In a cooperative effort with the Peace Corps, the Academy for Educational Development guided 87 young women through a Girls Leading Our World (GLOW) leadership development camp in the summer of 2003. The camp was so successful that New Generation, an Armenian NGO, joined AED and the Peace Corps to launch Boys Reading Out (BRO), a similar camps for 25 young Armenian men.
Both the GLOW and BRO camps used interactive games, role-playing and discussions to encourage participants to build leadership skills; set goals; and taking a more active role in their education, health care decisions and communities. More traditional camp activities "art classes, hiking and team sports" gave participants a chance to express themselves.
The youth took the lessons to heart and back to their communities.

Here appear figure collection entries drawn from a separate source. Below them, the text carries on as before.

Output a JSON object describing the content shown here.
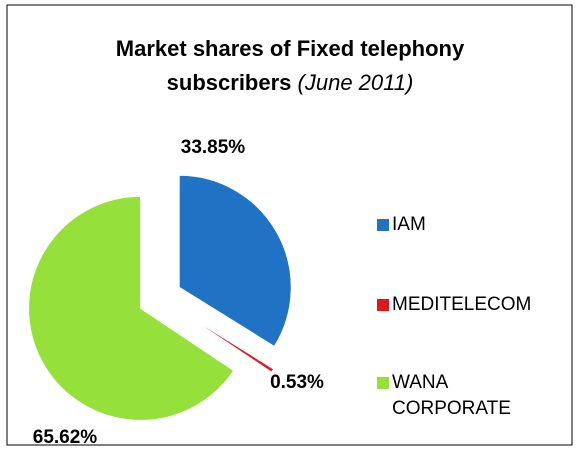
{
  "chart_data": {
    "type": "pie",
    "title": "Market shares of Fixed telephony subscribers",
    "subtitle": "(June 2011)",
    "categories": [
      "IAM",
      "MEDITELECOM",
      "WANA CORPORATE"
    ],
    "values": [
      33.85,
      0.53,
      65.62
    ],
    "value_labels": [
      "33.85%",
      "0.53%",
      "65.62%"
    ],
    "colors": [
      "#1f72c4",
      "#e0161b",
      "#96e03c"
    ],
    "legend": "right"
  }
}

In Alaveri, former GLOW participants cooperated with young lawyers to help set up a law firm to provide legal consulting services to underserved populations while in Noyemberyan, former GLOW participants have been working with Medicins Sans Frontiers to educate people on women and girl's health issues. In Vanadzor, young women from GLOW organize seminars on effective leadership, communication and conflict management at the School of Young Journalists and Advocates. Thirteen boys from Gyumri who participated in BRO have become regular visitors and activists with New Generation. Through a U.S. AID-funded program known as "Dasusuyts," they act as trainers and mentors for "difficult" and socially neglected boys, teaching them responsibility, social service, respect, work ethics and importance of attending school.
AED and the Peace Corps hope to broaden the GLOW and BRO program to include youth from all regions of Armenia in 2004.